萩の寺について
集う人々
正岡子規の句碑

正岡 子規(まさおか しき)
慶応3年9月17日生まれ(1867年9月17日〜1902年9月19日)。
俳人・歌人・国語学研究家。本名は常規(つねのり)。
俳句・短歌・新体詩・小説・評論・随筆など多方面に渡り創作活動を行い、日本の近代文学に多大な影響を及ぼした、明治時代を代表する文学者の一人です。

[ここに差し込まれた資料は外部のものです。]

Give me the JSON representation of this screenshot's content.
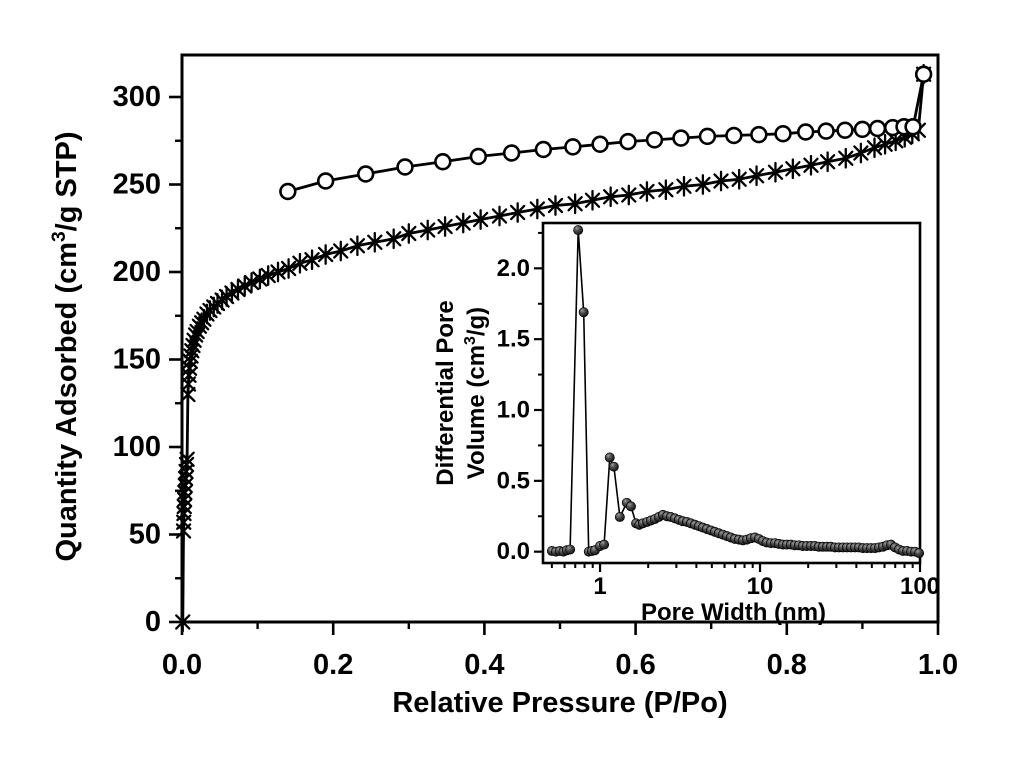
{
  "figure": {
    "kind": "scientific-figure",
    "background": "#ffffff",
    "foreground": "#000000",
    "title": ""
  },
  "colors": {
    "line": "#000000",
    "marker_fill_open": "#ffffff",
    "ball_dark": "#0a0a0a",
    "ball_highlight": "#9a9a9a"
  },
  "chart_data": [
    {
      "id": "main-isotherm",
      "type": "line-scatter",
      "title": "",
      "xlabel": "Relative Pressure (P/Po)",
      "ylabel": "Quantity Adsorbed (cm³/g STP)",
      "xscale": "linear",
      "grid": false,
      "legend": "none",
      "xlim": [
        0,
        1.0
      ],
      "ylim": [
        0,
        324
      ],
      "xticks": {
        "major": [
          0,
          0.2,
          0.4,
          0.6,
          0.8,
          1.0
        ],
        "labels": [
          "0.0",
          "0.2",
          "0.4",
          "0.6",
          "0.8",
          "1.0"
        ],
        "minor_step": 0.1
      },
      "yticks": {
        "major": [
          0,
          50,
          100,
          150,
          200,
          250,
          300
        ],
        "labels": [
          "0",
          "50",
          "100",
          "150",
          "200",
          "250",
          "300"
        ],
        "minor_step": 25
      },
      "series": [
        {
          "name": "adsorption",
          "marker": "asterisk",
          "color": "#000000",
          "x": [
            0.001,
            0.002,
            0.0023,
            0.0026,
            0.003,
            0.0034,
            0.0038,
            0.0043,
            0.0048,
            0.0054,
            0.006,
            0.0068,
            0.0078,
            0.0085,
            0.0092,
            0.01,
            0.011,
            0.012,
            0.013,
            0.0145,
            0.016,
            0.018,
            0.02,
            0.023,
            0.026,
            0.029,
            0.033,
            0.037,
            0.042,
            0.047,
            0.053,
            0.059,
            0.066,
            0.074,
            0.083,
            0.092,
            0.103,
            0.114,
            0.127,
            0.141,
            0.156,
            0.172,
            0.19,
            0.21,
            0.232,
            0.255,
            0.28,
            0.3,
            0.325,
            0.348,
            0.372,
            0.395,
            0.42,
            0.444,
            0.47,
            0.494,
            0.52,
            0.543,
            0.567,
            0.591,
            0.615,
            0.64,
            0.664,
            0.689,
            0.713,
            0.737,
            0.76,
            0.785,
            0.808,
            0.832,
            0.854,
            0.878,
            0.898,
            0.916,
            0.93,
            0.944,
            0.956,
            0.966,
            0.974,
            0.981
          ],
          "y": [
            0,
            52,
            57,
            62,
            66,
            70,
            74,
            78,
            82,
            86,
            90,
            93,
            130,
            136,
            141,
            145,
            149,
            152,
            155,
            158,
            161,
            164,
            166,
            169,
            171,
            173,
            176,
            178,
            180,
            182,
            184,
            186,
            188,
            190,
            192,
            194,
            196,
            198,
            200,
            202,
            205,
            207,
            210,
            212,
            215,
            217,
            219,
            222,
            224,
            226,
            228,
            230,
            232,
            234,
            236,
            238,
            239,
            241,
            243,
            244,
            246,
            247,
            249,
            250,
            252,
            253,
            255,
            257,
            259,
            261,
            263,
            265,
            268,
            271,
            273,
            275,
            277,
            279,
            281,
            313
          ]
        },
        {
          "name": "desorption",
          "marker": "open-circle",
          "color": "#000000",
          "x": [
            0.14,
            0.19,
            0.243,
            0.295,
            0.345,
            0.392,
            0.436,
            0.478,
            0.517,
            0.553,
            0.59,
            0.625,
            0.66,
            0.695,
            0.73,
            0.763,
            0.795,
            0.825,
            0.852,
            0.877,
            0.9,
            0.92,
            0.94,
            0.955,
            0.967,
            0.981
          ],
          "y": [
            246,
            252,
            256,
            260,
            263,
            266,
            268,
            270,
            271.5,
            273,
            274.5,
            275.5,
            276.5,
            277.5,
            278,
            278.5,
            279,
            280,
            280.5,
            281,
            281.5,
            282,
            282.5,
            283,
            283,
            313
          ]
        }
      ]
    },
    {
      "id": "inset-pore-size-distribution",
      "type": "line-scatter",
      "title": "",
      "xlabel": "Pore Width (nm)",
      "ylabel_lines": [
        "Differential Pore",
        "Volume (cm³/g)"
      ],
      "xscale": "log",
      "grid": false,
      "legend": "none",
      "xlim": [
        0.44,
        100
      ],
      "ylim": [
        -0.08,
        2.32
      ],
      "xticks": {
        "major": [
          1,
          10,
          100
        ],
        "labels": [
          "1",
          "10",
          "100"
        ],
        "minor": [
          0.5,
          0.6,
          0.7,
          0.8,
          0.9,
          2,
          3,
          4,
          5,
          6,
          7,
          8,
          9,
          20,
          30,
          40,
          50,
          60,
          70,
          80,
          90
        ]
      },
      "yticks": {
        "major": [
          0,
          0.5,
          1.0,
          1.5,
          2.0
        ],
        "labels": [
          "0.0",
          "0.5",
          "1.0",
          "1.5",
          "2.0"
        ],
        "minor_step": 0.25
      },
      "series": [
        {
          "name": "differential-pore-volume",
          "marker": "ball",
          "color": "#000000",
          "x": [
            0.5,
            0.53,
            0.56,
            0.59,
            0.62,
            0.65,
            0.73,
            0.79,
            0.85,
            0.89,
            0.93,
            1.0,
            1.06,
            1.15,
            1.22,
            1.33,
            1.47,
            1.56,
            1.68,
            1.76,
            1.85,
            1.97,
            2.08,
            2.2,
            2.33,
            2.47,
            2.62,
            2.77,
            2.94,
            3.11,
            3.29,
            3.49,
            3.7,
            3.92,
            4.15,
            4.39,
            4.65,
            4.93,
            5.22,
            5.53,
            5.86,
            6.21,
            6.57,
            6.96,
            7.38,
            7.81,
            8.28,
            8.77,
            9.29,
            9.84,
            10.4,
            11.0,
            11.7,
            12.4,
            13.1,
            13.9,
            14.7,
            15.6,
            16.5,
            17.5,
            18.5,
            19.6,
            20.8,
            22.0,
            23.3,
            24.7,
            26.2,
            27.7,
            29.4,
            31.1,
            33.0,
            34.9,
            37.0,
            39.2,
            41.5,
            44.0,
            46.6,
            49.4,
            52.3,
            55.4,
            58.7,
            62.2,
            65.9,
            69.8,
            74.0,
            78.4,
            83.0,
            88.0,
            93.2,
            98.7
          ],
          "y": [
            0.005,
            0.0,
            0.005,
            0.0,
            0.01,
            0.015,
            2.27,
            1.69,
            0.0,
            0.005,
            0.01,
            0.04,
            0.05,
            0.665,
            0.6,
            0.245,
            0.345,
            0.32,
            0.2,
            0.19,
            0.2,
            0.21,
            0.22,
            0.23,
            0.245,
            0.26,
            0.25,
            0.245,
            0.235,
            0.225,
            0.215,
            0.21,
            0.2,
            0.19,
            0.18,
            0.17,
            0.16,
            0.15,
            0.14,
            0.13,
            0.12,
            0.11,
            0.1,
            0.09,
            0.085,
            0.08,
            0.085,
            0.095,
            0.1,
            0.09,
            0.075,
            0.065,
            0.06,
            0.06,
            0.055,
            0.05,
            0.05,
            0.05,
            0.045,
            0.045,
            0.04,
            0.04,
            0.04,
            0.04,
            0.035,
            0.035,
            0.035,
            0.035,
            0.03,
            0.03,
            0.03,
            0.03,
            0.03,
            0.03,
            0.03,
            0.025,
            0.025,
            0.025,
            0.025,
            0.03,
            0.035,
            0.045,
            0.05,
            0.03,
            0.015,
            0.005,
            0.005,
            0.0,
            0.0,
            -0.01
          ]
        }
      ]
    }
  ]
}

硯石の形をして、子規の筆跡を正しく模刻したものです。
正岡子規と俳句のメッカ・萩の寺
昭和9年甲戌年3月建立
硯石の形をして、子規の筆跡を正しく模刻したものです。
正岡子規は、明治二十八年十月日清戦争従軍記者として、郷里松山を離れ、大阪・京都・奈良に吟杖を曵きこの句を詠みました。

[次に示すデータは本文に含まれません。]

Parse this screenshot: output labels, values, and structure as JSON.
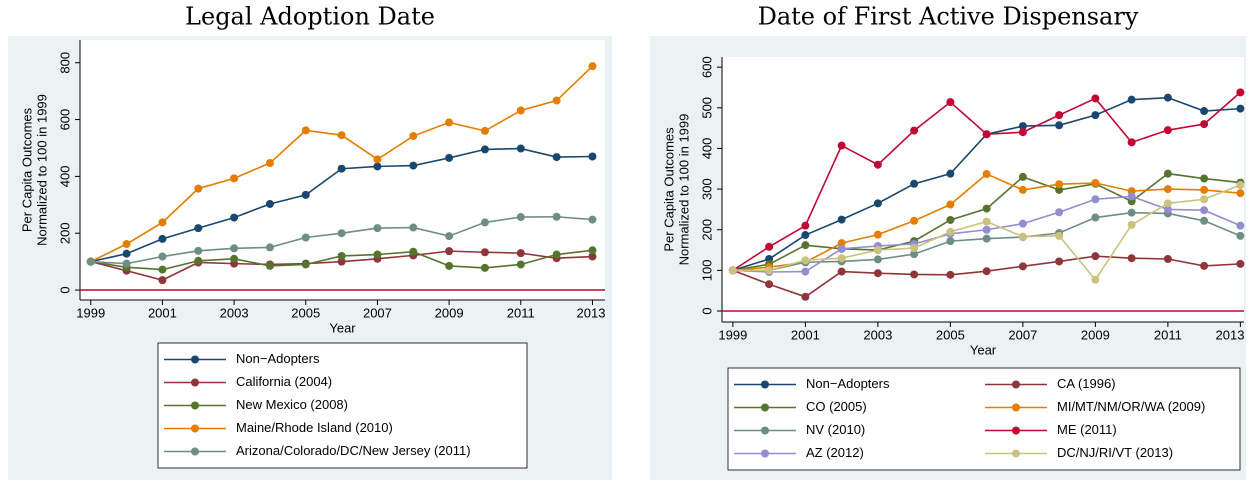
{
  "chart_data": [
    {
      "type": "line",
      "title": "Legal Adoption Date",
      "xlabel": "Year",
      "ylabel": [
        "Per Capita Outcomes",
        "Normalized to 100 in 1999"
      ],
      "x": [
        1999,
        2000,
        2001,
        2002,
        2003,
        2004,
        2005,
        2006,
        2007,
        2008,
        2009,
        2010,
        2011,
        2012,
        2013
      ],
      "xlim": [
        1998.7,
        2013.35
      ],
      "xticks": [
        1999,
        2001,
        2003,
        2005,
        2007,
        2009,
        2011,
        2013
      ],
      "ylim": [
        -35,
        880
      ],
      "yticks": [
        0,
        200,
        400,
        600,
        800
      ],
      "reference_line": 0,
      "reference_color": "#c10534",
      "grid": false,
      "legend_columns": 1,
      "series": [
        {
          "name": "Non−Adopters",
          "color": "#1a476f",
          "values": [
            100,
            128,
            180,
            218,
            255,
            303,
            335,
            427,
            435,
            438,
            465,
            495,
            498,
            468,
            470
          ]
        },
        {
          "name": "California (2004)",
          "color": "#90353b",
          "values": [
            100,
            68,
            35,
            97,
            93,
            90,
            93,
            100,
            110,
            122,
            137,
            133,
            130,
            112,
            118
          ]
        },
        {
          "name": "New Mexico (2008)",
          "color": "#55752f",
          "values": [
            100,
            80,
            72,
            103,
            110,
            85,
            90,
            120,
            125,
            135,
            85,
            78,
            90,
            125,
            140
          ]
        },
        {
          "name": "Maine/Rhode Island (2010)",
          "color": "#e37e00",
          "values": [
            100,
            162,
            238,
            357,
            393,
            447,
            562,
            545,
            460,
            542,
            590,
            560,
            632,
            667,
            788
          ]
        },
        {
          "name": "Arizona/Colorado/DC/New Jersey (2011)",
          "color": "#6e8e84",
          "values": [
            100,
            93,
            118,
            138,
            147,
            150,
            185,
            200,
            218,
            220,
            190,
            238,
            257,
            258,
            248
          ]
        }
      ]
    },
    {
      "type": "line",
      "title": "Date of First Active Dispensary",
      "xlabel": "Year",
      "ylabel": [
        "Per Capita Outcomes",
        "Normalized to 100 in 1999"
      ],
      "x": [
        1999,
        2000,
        2001,
        2002,
        2003,
        2004,
        2005,
        2006,
        2007,
        2008,
        2009,
        2010,
        2011,
        2012,
        2013
      ],
      "xlim": [
        1998.7,
        2013.1
      ],
      "xticks": [
        1999,
        2001,
        2003,
        2005,
        2007,
        2009,
        2011,
        2013
      ],
      "ylim": [
        -27,
        625
      ],
      "yticks": [
        0,
        100,
        200,
        300,
        400,
        500,
        600
      ],
      "reference_line": 0,
      "reference_color": "#c10534",
      "grid": false,
      "legend_columns": 2,
      "series": [
        {
          "name": "Non−Adopters",
          "color": "#1a476f",
          "values": [
            100,
            128,
            187,
            225,
            265,
            313,
            338,
            435,
            455,
            457,
            482,
            520,
            525,
            492,
            498
          ]
        },
        {
          "name": "CA (1996)",
          "color": "#90353b",
          "values": [
            100,
            66,
            35,
            97,
            93,
            90,
            89,
            98,
            110,
            122,
            135,
            130,
            128,
            111,
            116
          ]
        },
        {
          "name": "CO (2005)",
          "color": "#55752f",
          "values": [
            100,
            115,
            162,
            153,
            150,
            172,
            224,
            252,
            330,
            298,
            313,
            270,
            338,
            326,
            316
          ]
        },
        {
          "name": "MI/MT/NM/OR/WA (2009)",
          "color": "#e37e00",
          "values": [
            100,
            108,
            120,
            167,
            188,
            222,
            262,
            337,
            298,
            312,
            315,
            295,
            300,
            298,
            290
          ]
        },
        {
          "name": "NV (2010)",
          "color": "#6e8e84",
          "values": [
            100,
            100,
            120,
            122,
            127,
            140,
            172,
            178,
            182,
            192,
            230,
            242,
            240,
            222,
            185
          ]
        },
        {
          "name": "ME (2011)",
          "color": "#c10534",
          "values": [
            100,
            158,
            210,
            407,
            360,
            444,
            514,
            435,
            440,
            482,
            523,
            415,
            445,
            460,
            538
          ]
        },
        {
          "name": "AZ (2012)",
          "color": "#938dd2",
          "values": [
            100,
            96,
            97,
            153,
            160,
            165,
            190,
            200,
            215,
            243,
            275,
            282,
            250,
            248,
            210
          ]
        },
        {
          "name": "DC/NJ/RI/VT (2013)",
          "color": "#cac27e",
          "values": [
            100,
            100,
            125,
            130,
            150,
            155,
            195,
            220,
            183,
            185,
            77,
            212,
            265,
            275,
            310
          ]
        }
      ]
    }
  ]
}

彼の句集「寒山落木」に「僧もなし 山門閉じて萩の花」につづいてこの句があります。ちなみにこの句碑は子規の筆蹟を正しく模刻したものです。
「ほろほろと石に こぼれぬ萩の露 子規」
日清戦争の従軍記者として中国へ渡った子規は、帰国の船中で吐血、故郷松山で療養します。この碑の句は、その句集『寒山落木』中にあり、一時回復した子規が東京に戻る途中、当時中津にあった当山に立ち寄り詠んだものです。
その後も病は良くならず、明治35年東京に36歳で亡くなりました。死の前日には絶筆となった有名な句を残しています。
「をとといのへちまの水もとらざりき」
「痰一斗糸瓜の水も間にあはず」(当山に本句の銅板短冊あり)
「糸瓜咲て痰のつまりし佛かな」(絶句)
化粧水がわりに使われるヘチマ水は、旧暦の8月15日、中秋の名月の晩にとったものは薬になるという言い伝えがありました。子規がこれら三句を詠んだのは、その2日後でした。この絶筆から彼の命日は糸瓜忌とも呼ばれるようになりました。

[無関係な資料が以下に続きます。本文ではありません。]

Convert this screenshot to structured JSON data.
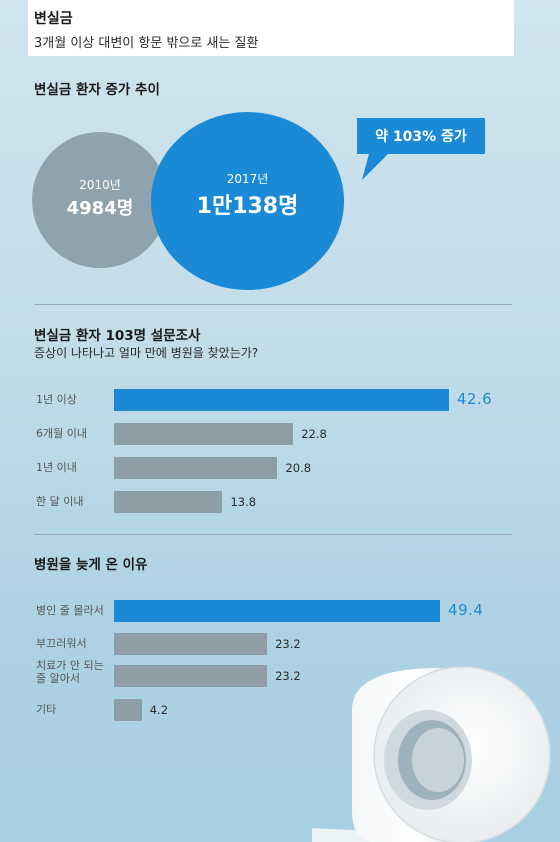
{
  "header": {
    "title": "변실금",
    "subtitle": "3개월 이상 대변이 항문 밖으로 새는 질환"
  },
  "trend": {
    "title": "변실금 환자 증가 추이",
    "before": {
      "year": "2010년",
      "count": "4984명"
    },
    "after": {
      "year": "2017년",
      "count": "1만138명"
    },
    "callout": "약 103% 증가"
  },
  "survey": {
    "title": "변실금 환자 103명 설문조사",
    "question": "증상이 나타나고 얼마 만에 병원을 찾았는가?"
  },
  "reasons": {
    "title": "병원을 늦게 온 이유"
  },
  "colors": {
    "accent": "#1a8ad6",
    "bar_grey": "#8d9ea7",
    "circle_grey": "#8ea3ad"
  },
  "chart_data": [
    {
      "type": "bubble",
      "title": "변실금 환자 증가 추이",
      "categories": [
        "2010년",
        "2017년"
      ],
      "values": [
        4984,
        10138
      ],
      "value_labels": [
        "4984명",
        "1만138명"
      ],
      "annotation": "약 103% 증가"
    },
    {
      "type": "bar",
      "orientation": "horizontal",
      "title": "변실금 환자 103명 설문조사",
      "subtitle": "증상이 나타나고 얼마 만에 병원을 찾았는가?",
      "categories": [
        "1년 이상",
        "6개월 이내",
        "1년 이내",
        "한 달 이내"
      ],
      "values": [
        42.6,
        22.8,
        20.8,
        13.8
      ],
      "value_labels": [
        "42.6",
        "22.8",
        "20.8",
        "13.8"
      ],
      "highlight_index": 0
    },
    {
      "type": "bar",
      "orientation": "horizontal",
      "title": "병원을 늦게 온 이유",
      "categories": [
        "병인 줄 몰라서",
        "부끄러워서",
        "치료가 안 되는\n줄 알아서",
        "기타"
      ],
      "values": [
        49.4,
        23.2,
        23.2,
        4.2
      ],
      "value_labels": [
        "49.4",
        "23.2",
        "23.2",
        "4.2"
      ],
      "highlight_index": 0
    }
  ]
}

萩の寺では、弟子である高浜虚子、青木月斗など壮々たる俳人たちの集う句会が催され、俳句のメッカとして重要な役割を果たしてきました。子規をはじめとした色紙、短冊、屏風に書かれた数多くの奉納句が当山に伝わる所以です。そして9月の萩まつり道了祭には、「子規忌ヘチマ供養」と「萩の四季俳句会」が開催され俳句を愛する多くの人が、今も吟杖を曳いて来山いただいております。